Family in High Places

      Some people do genealogy to establish regal ancestry or connect themselves to grandees from the past. I think this is a frivolous and futile pursuit, and not a very good reason for inquiring into one’s roots. The English theologian Bishop William Warburton (1698-1779) commented on the ambiguous meaning of such connections: “High birth is a thing which I never knew any one to disparage except those who had it not; and I never knew any one to make a boast of it who had anything else to be proud of.” I therefore regard the following discovery, upon which I stumbled while researching an entirely separate and mundane topic, as obliquely relevant yet quite amusing: the President of the United States and I are distant kinfolk.

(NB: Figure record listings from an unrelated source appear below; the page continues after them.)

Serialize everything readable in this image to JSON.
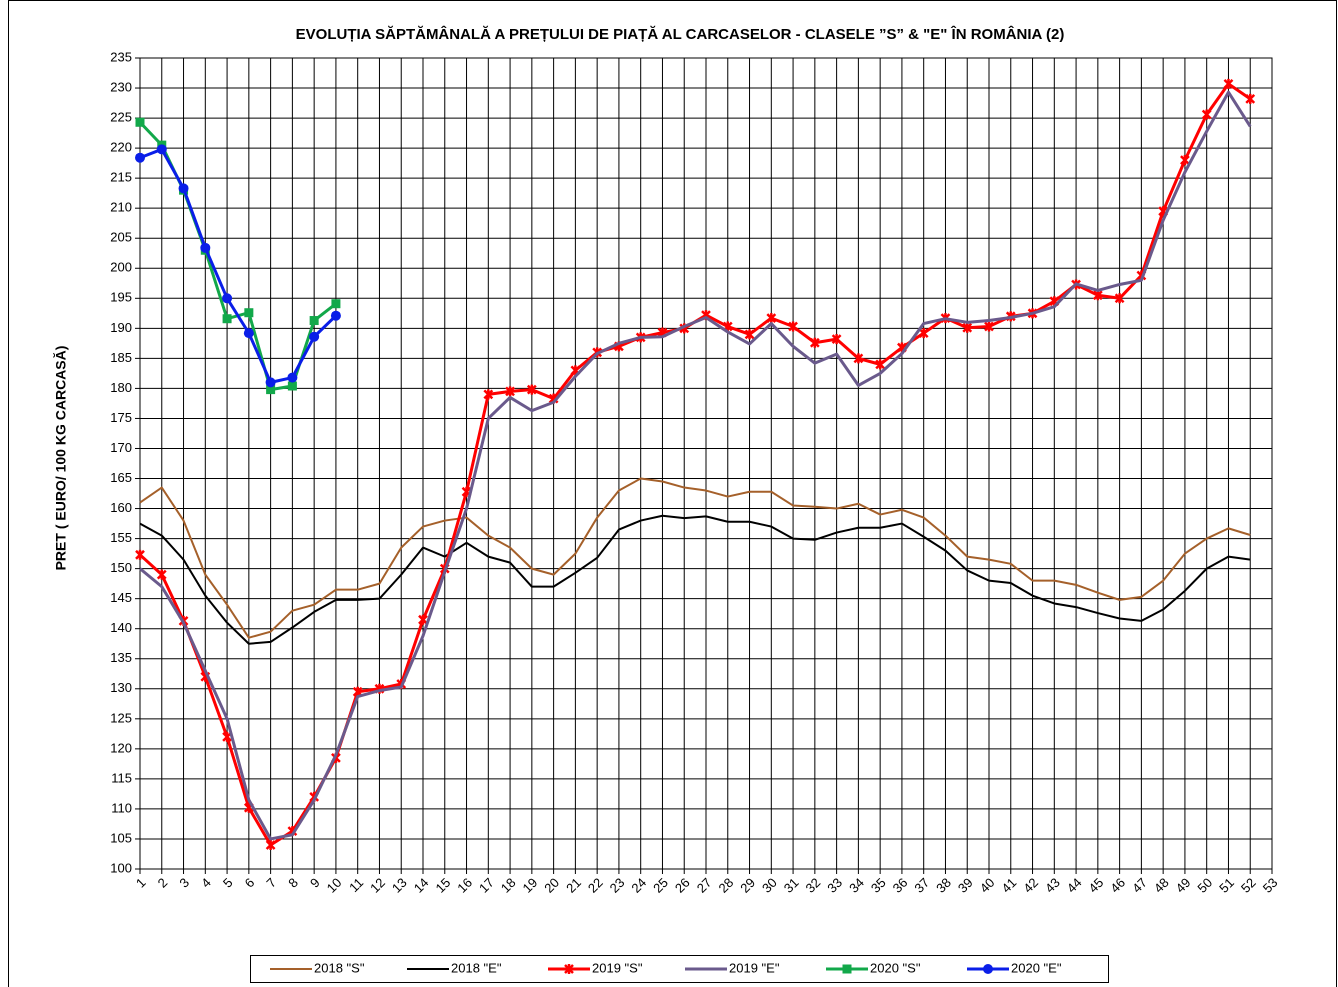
{
  "chart_data": {
    "type": "line",
    "title": "EVOLUȚIA SĂPTĂMÂNALĂ A PREȚULUI  DE PIAȚĂ  AL CARCASELOR  - CLASELE ”S” & \"E\"  ÎN ROMÂNIA (2)",
    "y_label": "PRET ( EURO/ 100 KG CARCASĂ)",
    "x": [
      1,
      2,
      3,
      4,
      5,
      6,
      7,
      8,
      9,
      10,
      11,
      12,
      13,
      14,
      15,
      16,
      17,
      18,
      19,
      20,
      21,
      22,
      23,
      24,
      25,
      26,
      27,
      28,
      29,
      30,
      31,
      32,
      33,
      34,
      35,
      36,
      37,
      38,
      39,
      40,
      41,
      42,
      43,
      44,
      45,
      46,
      47,
      48,
      49,
      50,
      51,
      52
    ],
    "xlim": [
      1,
      53
    ],
    "xticks": [
      1,
      2,
      3,
      4,
      5,
      6,
      7,
      8,
      9,
      10,
      11,
      12,
      13,
      14,
      15,
      16,
      17,
      18,
      19,
      20,
      21,
      22,
      23,
      24,
      25,
      26,
      27,
      28,
      29,
      30,
      31,
      32,
      33,
      34,
      35,
      36,
      37,
      38,
      39,
      40,
      41,
      42,
      43,
      44,
      45,
      46,
      47,
      48,
      49,
      50,
      51,
      52,
      53
    ],
    "ylim": [
      100,
      235
    ],
    "yticks": [
      100,
      105,
      110,
      115,
      120,
      125,
      130,
      135,
      140,
      145,
      150,
      155,
      160,
      165,
      170,
      175,
      180,
      185,
      190,
      195,
      200,
      205,
      210,
      215,
      220,
      225,
      230,
      235
    ],
    "grid": true,
    "series": [
      {
        "name": "2018 \"S\"",
        "color": "#a5602a",
        "marker": "none",
        "values": [
          161,
          163.5,
          158,
          149,
          144,
          138.5,
          139.5,
          143,
          144,
          146.5,
          146.5,
          147.5,
          153.5,
          157,
          158,
          158.5,
          155.5,
          153.5,
          150,
          149,
          152.5,
          158.5,
          163,
          165,
          164.5,
          163.5,
          163,
          162,
          162.8,
          162.8,
          160.5,
          160.3,
          160,
          160.8,
          159,
          159.8,
          158.5,
          155.5,
          152,
          151.5,
          150.8,
          148,
          148,
          147.3,
          146,
          144.8,
          145.3,
          148,
          152.5,
          155,
          156.7,
          155.6
        ]
      },
      {
        "name": "2018 \"E\"",
        "color": "#000000",
        "marker": "none",
        "values": [
          157.5,
          155.5,
          151.5,
          145.5,
          141,
          137.5,
          137.8,
          140.2,
          142.8,
          144.8,
          144.8,
          145,
          149,
          153.5,
          152,
          154.3,
          152,
          151,
          147,
          147,
          149.3,
          151.8,
          156.5,
          158,
          158.8,
          158.4,
          158.7,
          157.8,
          157.8,
          157,
          155,
          154.8,
          156,
          156.8,
          156.8,
          157.5,
          155.3,
          153,
          149.7,
          148,
          147.6,
          145.5,
          144.2,
          143.6,
          142.6,
          141.7,
          141.3,
          143.2,
          146.3,
          150,
          152,
          151.5
        ]
      },
      {
        "name": "2019 \"S\"",
        "color": "#ff0000",
        "marker": "star",
        "values": [
          152.3,
          149,
          141.3,
          132,
          122,
          110.2,
          104,
          106.3,
          112,
          118.5,
          129.5,
          130,
          130.8,
          141.5,
          150,
          162.8,
          179,
          179.5,
          179.8,
          178.3,
          183,
          186,
          187,
          188.5,
          189.3,
          190,
          192.2,
          190.3,
          189,
          191.7,
          190.3,
          187.6,
          188.2,
          185,
          184,
          186.8,
          189.2,
          191.7,
          190.1,
          190.3,
          192,
          192.5,
          194.5,
          197.3,
          195.5,
          195,
          198.8,
          209.5,
          218,
          225.6,
          230.7,
          228.2
        ]
      },
      {
        "name": "2019 \"E\"",
        "color": "#6a5a8c",
        "marker": "none",
        "values": [
          150,
          147,
          141,
          133,
          125,
          111.5,
          105,
          105.7,
          111.5,
          119,
          128.7,
          129.7,
          130.3,
          138.8,
          149.5,
          160,
          175,
          178.5,
          176.3,
          177.7,
          182,
          185.8,
          187.5,
          188.5,
          188.6,
          190.3,
          191.8,
          189.4,
          187.4,
          190.8,
          187,
          184.2,
          185.7,
          180.5,
          182.5,
          185.8,
          190.8,
          191.6,
          191,
          191.3,
          191.8,
          192.5,
          193.6,
          197.4,
          196.3,
          197.3,
          198,
          208,
          216,
          222.8,
          229.3,
          223.6
        ]
      },
      {
        "name": "2020 \"S\"",
        "color": "#12a84a",
        "marker": "square",
        "values": [
          224.3,
          220.5,
          213,
          203,
          191.6,
          192.6,
          179.8,
          180.4,
          191.3,
          194.1,
          null,
          null,
          null,
          null,
          null,
          null,
          null,
          null,
          null,
          null,
          null,
          null,
          null,
          null,
          null,
          null,
          null,
          null,
          null,
          null,
          null,
          null,
          null,
          null,
          null,
          null,
          null,
          null,
          null,
          null,
          null,
          null,
          null,
          null,
          null,
          null,
          null,
          null,
          null,
          null,
          null,
          null
        ]
      },
      {
        "name": "2020 \"E\"",
        "color": "#0a1ee8",
        "marker": "circle",
        "values": [
          218.4,
          219.8,
          213.3,
          203.4,
          195,
          189.2,
          181,
          181.8,
          188.6,
          192.1,
          null,
          null,
          null,
          null,
          null,
          null,
          null,
          null,
          null,
          null,
          null,
          null,
          null,
          null,
          null,
          null,
          null,
          null,
          null,
          null,
          null,
          null,
          null,
          null,
          null,
          null,
          null,
          null,
          null,
          null,
          null,
          null,
          null,
          null,
          null,
          null,
          null,
          null,
          null,
          null,
          null,
          null
        ]
      }
    ]
  }
}
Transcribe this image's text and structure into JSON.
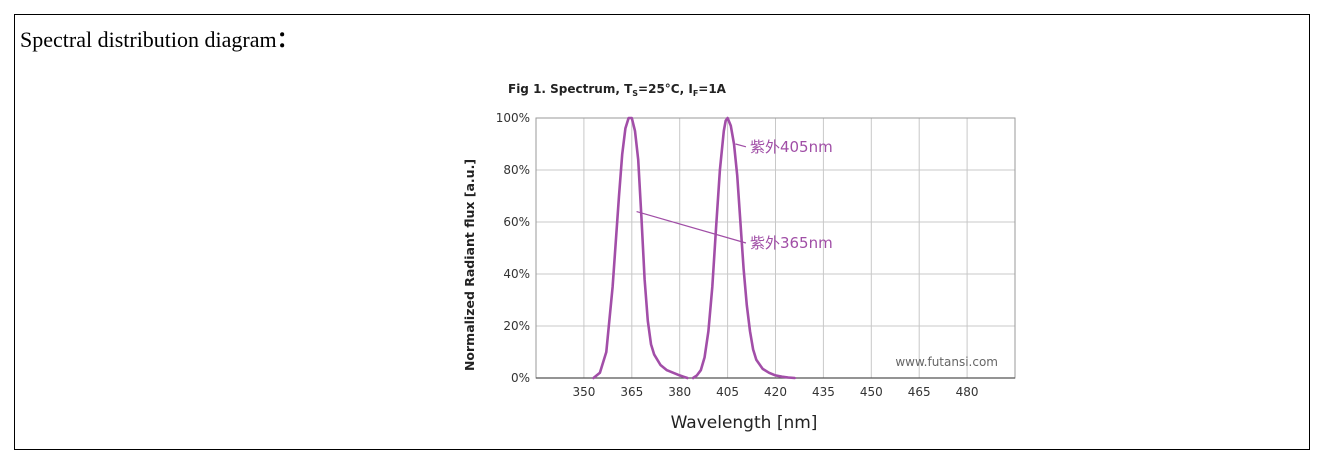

      Barack Hussein Obama, Jr., is my eighth cousin twice-removed on my paternal grandmother’s side. His seventh-great-grandparents and my ninth-great-grandparents were John Browning (1728-1803) and Elizabeth Demarest (1725-1774). John was born in Virginia and moved to Wilkes County, Georgia, following the death of his wife, who hailed from Delaware and passed away in North Carolina. I descend from their daughter Phebe Browning (1762-1857), and the President comes from her older brother James Browning (1745-1812). This news will scandalize some and delight others in my family, but I am confident it will be received by the White House with universal acclaim. I look forward to celebrating Christmas with my long-lost relations.